Coleen M. Atkins
Scientific Tracks Abstracts: J Neurol Neurophysiol
Traumatic brain injury (TBI) alters several protein kinase signaling pathways in the hippocampus that are critical for hippocampal-dependent memory formation. Previous studies suggest that the cAMP?PKA signaling cascade is downregulated after TBI, and that treatment with a phosphodiesterase IV inhibitor rolipram rescues this decrease in cAMP levels. Thus, we hypothesized that preventing the degradation of cAMP with rolipram may rescue memory deficits induced by TBI. Accordingly, in the present study, we examined the effect of rolipram on TBI-induced cognitive impairments. At 2 weeks after moderate parasagittal fluid-percussion brain injury or sham surgery, adult male Sprague Dawley rats received vehicle (0.15% DMSO in saline) or rolipram (0.03mg/kg, i.p.) 30 minutes prior to water maze acquisition or contextual and cue fear conditioning. The TBI animals treated with rolipram showed a significant improvement in water maze acquisition and cue and contextual fear conditioning as compared to TBI animals treated with vehicle.
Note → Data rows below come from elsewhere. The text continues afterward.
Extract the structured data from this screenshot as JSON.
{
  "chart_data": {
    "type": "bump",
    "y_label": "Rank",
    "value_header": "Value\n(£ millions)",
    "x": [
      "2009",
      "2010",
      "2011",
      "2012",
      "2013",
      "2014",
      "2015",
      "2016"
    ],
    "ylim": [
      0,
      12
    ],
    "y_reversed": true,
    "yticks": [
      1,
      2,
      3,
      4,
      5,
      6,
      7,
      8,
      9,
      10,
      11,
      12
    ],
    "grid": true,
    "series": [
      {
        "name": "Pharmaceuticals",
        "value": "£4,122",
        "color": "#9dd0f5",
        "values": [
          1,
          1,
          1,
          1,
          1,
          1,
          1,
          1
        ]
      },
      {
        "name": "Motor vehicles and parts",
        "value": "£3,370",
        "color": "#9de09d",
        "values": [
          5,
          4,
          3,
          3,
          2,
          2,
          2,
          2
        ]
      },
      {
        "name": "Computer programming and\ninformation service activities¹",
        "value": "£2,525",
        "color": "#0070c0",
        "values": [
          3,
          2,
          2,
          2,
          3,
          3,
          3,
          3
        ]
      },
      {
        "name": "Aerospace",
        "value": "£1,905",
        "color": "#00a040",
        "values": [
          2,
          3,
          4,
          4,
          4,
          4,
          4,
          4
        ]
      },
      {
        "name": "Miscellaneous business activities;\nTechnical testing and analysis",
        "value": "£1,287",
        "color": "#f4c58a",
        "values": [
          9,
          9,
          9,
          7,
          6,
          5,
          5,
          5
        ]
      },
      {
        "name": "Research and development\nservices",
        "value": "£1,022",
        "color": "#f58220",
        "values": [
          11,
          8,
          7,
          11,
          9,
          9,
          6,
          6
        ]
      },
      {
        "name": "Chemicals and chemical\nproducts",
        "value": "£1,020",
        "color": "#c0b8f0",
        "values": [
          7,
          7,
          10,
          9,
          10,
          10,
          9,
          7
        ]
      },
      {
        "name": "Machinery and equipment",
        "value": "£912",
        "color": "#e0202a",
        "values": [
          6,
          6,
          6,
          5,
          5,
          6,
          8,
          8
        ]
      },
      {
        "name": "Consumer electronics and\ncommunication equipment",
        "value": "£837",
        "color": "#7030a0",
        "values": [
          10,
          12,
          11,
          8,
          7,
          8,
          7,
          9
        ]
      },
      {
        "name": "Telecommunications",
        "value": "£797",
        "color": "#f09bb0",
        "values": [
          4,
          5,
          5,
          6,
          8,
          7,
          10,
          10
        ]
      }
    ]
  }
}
Furthermore, hippocampal long-term potentiation (LTP) was investigated in area CA1 at 2 weeks after TBI or sham surgery. The expression of LTP in TBI animals was significantly impaired as compared to sham surgery animals and this impairment in TLP was rescued by rolipram treatment. Thus, these results indicate that administration of a rolipram rescues cognitive impairments after TBI by improving hippocampal synaptic plasticity
Coleen Atkins, Ph.D. is currently an Assistant Professor at The Miami Project to Cure Paralysis in the Department of Neurological Surgery at the University of Miami Miller School of Medicine. She received her undergraduate degree from the University of Minnesota and her doctorate in Neuroscience at Baylor College of Medicine in Houston, Texas. Dr. Atkins? post-doctoral training was completed at Oregon Health & Sciences University. Dr. Atkins is funded by the NIH to understand how synaptic plasticity mechanisms are altered in the brain after trauma and is developing therapeutic strategies for learning and memory rehabilitation of chronic TBI survivors.